OPIOID EPIDEMICFentanyl and the U.S. Opioid Epidemic

By Claire Klobucista and Alejandra Martinez

Published 18 April 2023

Opioid addiction and abuse in the United States has become a prolonged epidemic, endangering public health, economic output, and national security. Since 2000, more than a million people in the United States have died of drug overdoses, the majority of which were due to opioids.

Fentanyl and other opioids are fueling the worst drug crisis in the history of the United States. More than 1,500 people per week die from taking some type of opioid, according to the National Center for Health Statistics, making opioids by far the leading cause of fatal overdoses in the country. 

In recent years, the crisis has become defined by fentanyl, a synthetic opioid that is some fifty times more potent than heroin.
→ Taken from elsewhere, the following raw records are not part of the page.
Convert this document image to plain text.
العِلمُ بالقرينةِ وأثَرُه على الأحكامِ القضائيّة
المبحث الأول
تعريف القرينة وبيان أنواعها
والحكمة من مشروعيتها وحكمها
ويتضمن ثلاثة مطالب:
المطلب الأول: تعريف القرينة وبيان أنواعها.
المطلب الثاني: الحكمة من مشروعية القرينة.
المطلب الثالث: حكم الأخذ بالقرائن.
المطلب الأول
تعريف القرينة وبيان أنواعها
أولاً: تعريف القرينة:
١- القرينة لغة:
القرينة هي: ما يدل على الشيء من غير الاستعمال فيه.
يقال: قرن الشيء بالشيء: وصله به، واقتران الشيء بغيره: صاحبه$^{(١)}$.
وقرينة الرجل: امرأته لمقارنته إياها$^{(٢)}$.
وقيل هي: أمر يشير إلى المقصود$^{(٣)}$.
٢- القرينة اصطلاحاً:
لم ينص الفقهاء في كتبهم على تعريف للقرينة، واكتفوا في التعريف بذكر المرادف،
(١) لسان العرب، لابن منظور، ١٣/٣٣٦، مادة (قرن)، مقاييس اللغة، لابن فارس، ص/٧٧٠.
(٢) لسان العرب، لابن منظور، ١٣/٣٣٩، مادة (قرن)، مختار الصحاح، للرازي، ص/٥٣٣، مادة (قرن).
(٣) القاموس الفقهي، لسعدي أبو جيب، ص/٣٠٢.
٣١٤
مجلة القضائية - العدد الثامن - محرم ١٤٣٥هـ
Analysts say the opioid problem started with the overprescription of legal pain medications, but it has intensified in recent years due to influxes of cheap heroin and synthetic opioids, including fentanyl, supplied by foreign drug cartels. The crisis has reached such a scale that it has become a significant drag on the economy and a threat to national security.
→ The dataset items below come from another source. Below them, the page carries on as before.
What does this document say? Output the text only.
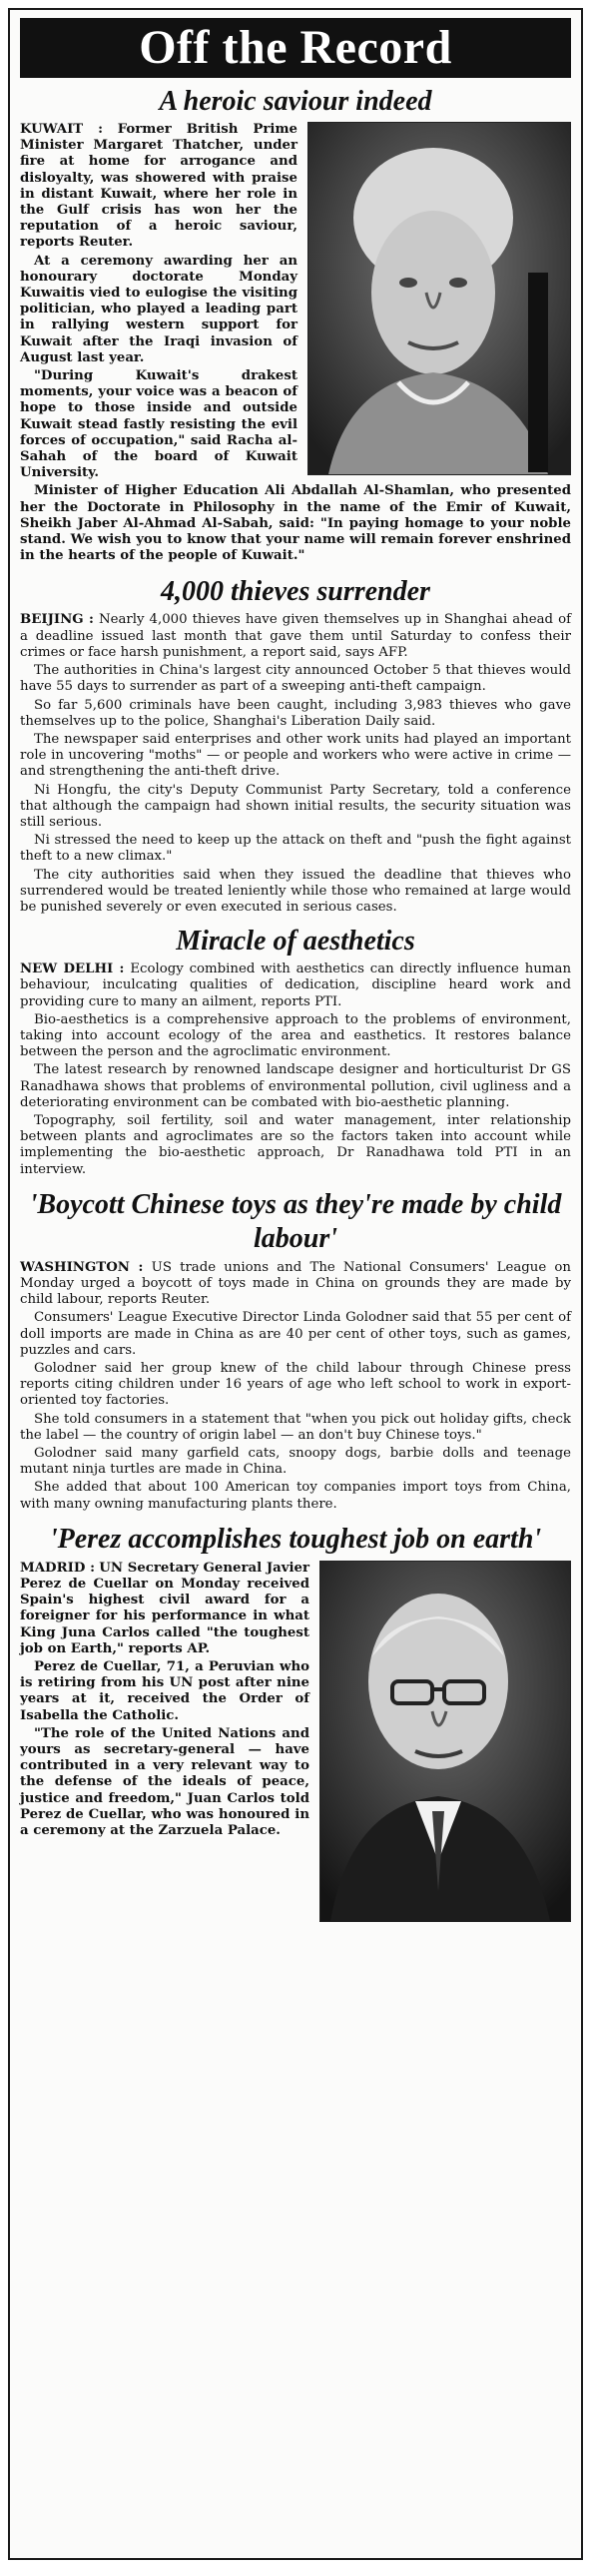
Off the Record
A heroic saviour indeed

KUWAIT : Former British Prime Minister Margaret Thatcher, under fire at home for arrogance and disloyalty, was showered with praise in distant Kuwait, where her role in the Gulf crisis has won her the reputation of a heroic saviour, reports Reuter.

At a ceremony awarding her an honourary doctorate Monday Kuwaitis vied to eulogise the visiting politician, who played a leading part in rallying western support for Kuwait after the Iraqi invasion of August last year.

"During Kuwait's drakest moments, your voice was a beacon of hope to those inside and outside Kuwait stead fastly resisting the evil forces of occupation," said Racha al-Sahah of the board of Kuwait University.

Minister of Higher Education Ali Abdallah Al-Shamlan, who presented her the Doctorate in Philosophy in the name of the Emir of Kuwait, Sheikh Jaber Al-Ahmad Al-Sabah, said: "In paying homage to your noble stand. We wish you to know that your name will remain forever enshrined in the hearts of the people of Kuwait."

4,000 thieves surrender

BEIJING : Nearly 4,000 thieves have given themselves up in Shanghai ahead of a deadline issued last month that gave them until Saturday to confess their crimes or face harsh punishment, a report said, says AFP.

The authorities in China's largest city announced October 5 that thieves would have 55 days to surrender as part of a sweeping anti-theft campaign.

So far 5,600 criminals have been caught, including 3,983 thieves who gave themselves up to the police, Shanghai's Liberation Daily said.

The newspaper said enterprises and other work units had played an important role in uncovering "moths" — or people and workers who were active in crime — and strengthening the anti-theft drive.

Ni Hongfu, the city's Deputy Communist Party Secretary, told a conference that although the campaign had shown initial results, the security situation was still serious.

Ni stressed the need to keep up the attack on theft and "push the fight against theft to a new climax."

The city authorities said when they issued the deadline that thieves who surrendered would be treated leniently while those who remained at large would be punished severely or even executed in serious cases.

Miracle of aesthetics

NEW DELHI : Ecology combined with aesthetics can directly influence human behaviour, inculcating qualities of dedication, discipline heard work and providing cure to many an ailment, reports PTI.

Bio-aesthetics is a comprehensive approach to the problems of environment, taking into account ecology of the area and easthetics. It restores balance between the person and the agroclimatic environment.

The latest research by renowned landscape designer and horticulturist Dr GS Ranadhawa shows that problems of environmental pollution, civil ugliness and a deteriorating environment can be combated with bio-aesthetic planning.

Topography, soil fertility, soil and water management, inter relationship between plants and agroclimates are so the factors taken into account while implementing the bio-aesthetic approach, Dr Ranadhawa told PTI in an interview.

'Boycott Chinese toys as they're made by child labour'

WASHINGTON : US trade unions and The National Consumers' League on Monday urged a boycott of toys made in China on grounds they are made by child labour, reports Reuter.

Consumers' League Executive Director Linda Golodner said that 55 per cent of doll imports are made in China as are 40 per cent of other toys, such as games, puzzles and cars.

Golodner said her group knew of the child labour through Chinese press reports citing children under 16 years of age who left school to work in export-oriented toy factories.

She told consumers in a statement that "when you pick out holiday gifts, check the label — the country of origin label — an don't buy Chinese toys."

Golodner said many garfield cats, snoopy dogs, barbie dolls and teenage mutant ninja turtles are made in China.

She added that about 100 American toy companies import toys from China, with many owning manufacturing plants there.

'Perez accomplishes toughest job on earth'

MADRID : UN Secretary General Javier Perez de Cuellar on Monday received Spain's highest civil award for a foreigner for his performance in what King Juna Carlos called "the toughest job on Earth," reports AP.

Perez de Cuellar, 71, a Peruvian who is retiring from his UN post after nine years at it, received the Order of Isabella the Catholic.

"The role of the United Nations and yours as secretary-general — have contributed in a very relevant way to the defense of the ideals of peace, justice and freedom," Juan Carlos told Perez de Cuellar, who was honoured in a ceremony at the Zarzuela Palace.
Authorities in the United States and many other countries where opioid deaths have spiked, such as Australia and Canada, are experimenting with different policies to combat the crisis.

What Drugs Are Contributing to the Crisis?
Opioids, a class of drugs derived from the opium poppy plant, can be divided into two broad categories: legally manufactured medications and illicit narcotics.
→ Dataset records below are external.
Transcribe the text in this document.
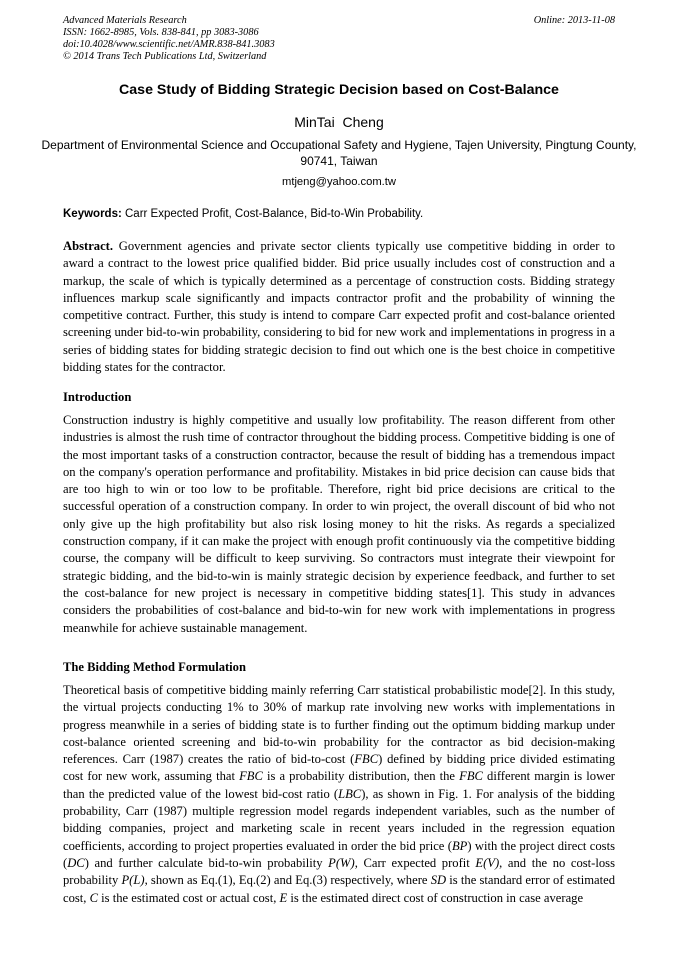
Advanced Materials Research
ISSN: 1662-8985, Vols. 838-841, pp 3083-3086
doi:10.4028/www.scientific.net/AMR.838-841.3083
© 2014 Trans Tech Publications Ltd, Switzerland
Online: 2013-11-08
Case Study of Bidding Strategic Decision based on Cost-Balance
MinTai  Cheng
Department of Environmental Science and Occupational Safety and Hygiene, Tajen University, Pingtung County, 90741, Taiwan
mtjeng@yahoo.com.tw
Keywords: Carr Expected Profit, Cost-Balance, Bid-to-Win Probability.
Abstract. Government agencies and private sector clients typically use competitive bidding in order to award a contract to the lowest price qualified bidder. Bid price usually includes cost of construction and a markup, the scale of which is typically determined as a percentage of construction costs. Bidding strategy influences markup scale significantly and impacts contractor profit and the probability of winning the competitive contract. Further, this study is intend to compare Carr expected profit and cost-balance oriented screening under bid-to-win probability, considering to bid for new work and implementations in progress in a series of bidding states for bidding strategic decision to find out which one is the best choice in competitive bidding states for the contractor.
Introduction
Construction industry is highly competitive and usually low profitability. The reason different from other industries is almost the rush time of contractor throughout the bidding process. Competitive bidding is one of the most important tasks of a construction contractor, because the result of bidding has a tremendous impact on the company's operation performance and profitability. Mistakes in bid price decision can cause bids that are too high to win or too low to be profitable. Therefore, right bid price decisions are critical to the successful operation of a construction company. In order to win project, the overall discount of bid who not only give up the high profitability but also risk losing money to hit the risks. As regards a specialized construction company, if it can make the project with enough profit continuously via the competitive bidding course, the company will be difficult to keep surviving. So contractors must integrate their viewpoint for strategic bidding, and the bid-to-win is mainly strategic decision by experience feedback, and further to set the cost-balance for new project is necessary in competitive bidding states[1]. This study in advances considers the probabilities of cost-balance and bid-to-win for new work with implementations in progress meanwhile for achieve sustainable management.
The Bidding Method Formulation
Theoretical basis of competitive bidding mainly referring Carr statistical probabilistic mode[2]. In this study, the virtual projects conducting 1% to 30% of markup rate involving new works with implementations in progress meanwhile in a series of bidding state is to further finding out the optimum bidding markup under cost-balance oriented screening and bid-to-win probability for the contractor as bid decision-making references. Carr (1987) creates the ratio of bid-to-cost (FBC) defined by bidding price divided estimating cost for new work, assuming that FBC is a probability distribution, then the FBC different margin is lower than the predicted value of the lowest bid-cost ratio (LBC), as shown in Fig. 1. For analysis of the bidding probability, Carr (1987) multiple regression model regards independent variables, such as the number of bidding companies, project and marketing scale in recent years included in the regression equation coefficients, according to project properties evaluated in order the bid price (BP) with the project direct costs (DC) and further calculate bid-to-win probability P(W), Carr expected profit E(V), and the no cost-loss probability P(L), shown as Eq.(1), Eq.(2) and Eq.(3) respectively, where SD is the standard error of estimated cost, C is the estimated cost or actual cost, E is the estimated direct cost of construction in case average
Opioid medications, including oxycodone, hydrocodone, morphine, and fentanyl are often prescribed to treat severe pain, while methadone is primarily used in addiction treatment centers. Opioids gained popularity among doctors in the 1990s for treating patients who had undergone surgery or cancer treatment, but in the 2000s physicians increasingly prescribed them for chronic conditions, such as back or joint pain, despite concerns about their safety and effectiveness.

For decades, the most commonly used illegal opioid was heroin. However, by the end of the 2010s, heroin use and overdose deaths involving the drug appeared to be declining, according to the Centers for Disease Control and Prevention (CDC).

In recent years, synthetic opioids, and fentanyl in particular, have been driving a dramatic spike in overdose deaths. After its development in the 1960s, fentanyl was legally manufactured and prescribed as an intravenous anesthetic. And while it remains an important drug in health-care settings, its illegal manufacture and distribution has become a major threat to public health. In March 2023, Department of Homeland Security Secretary Alejandro Mayorkas called fentanyl overdoses “the single greatest challenge we face as a country.”